Opus is great but it should be bigger. You notice the difference between Sonnet and Opus, but with heavy use you notice Opus's limitations, too.
What leads you to say China AI is giving up on open weights?
I've been using GLM for over 6 months and pretty happy.
People keep repeating this without any real thought behind it because of the high profile resignations on the Qwen team. Meanwhile the Minimax team just released a new open weights version of their 229B model yesterday. So much for that narrative.
The AI landscape in China is larger than just Qwen and Alibaba.
> Meanwhile the Minimax team just released a new open weights version of their 229B model yesterday.
its under new license prohibiting any commercial use.
Of course, but for how long?
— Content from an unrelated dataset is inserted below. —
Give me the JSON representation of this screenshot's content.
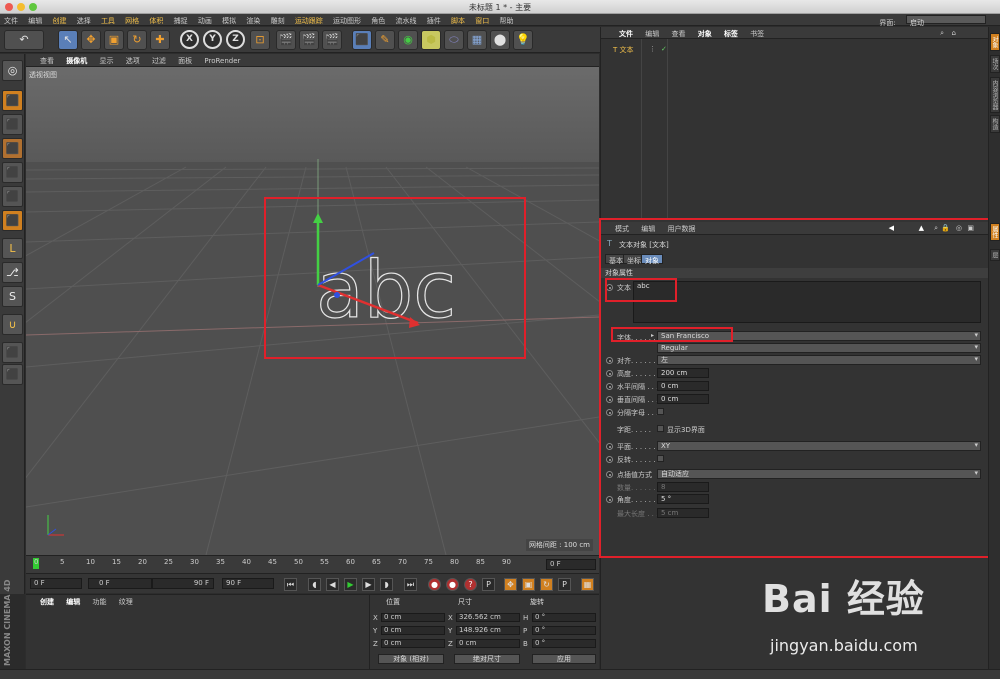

Do you think that companies will keep giving away valuable assets for free forever, or do you think that in the near future there's going to be an open weights model that's so good that people keep using it indefinitely instead of going back to frontier model providers?
The first one is just incredibly naive, the second might be true for some people, for some tasks, but it's not going to capture the majority who're chasing the latest and greatest to "keep up".
> Do you think that companies will keep giving away valuable assets for free forever
If China is forced to choose between giving the entire AI market to the US or releasing free models, they'll be releasing free models as long as it's necessary.
the asset's value is in being released, so yes
What does that mean?
Why would any company release open weights once the investment money stops ?
Releasing open weights have been basically a PR move, the moment those companies need to actually make money they will cut it out as that reduces their client base.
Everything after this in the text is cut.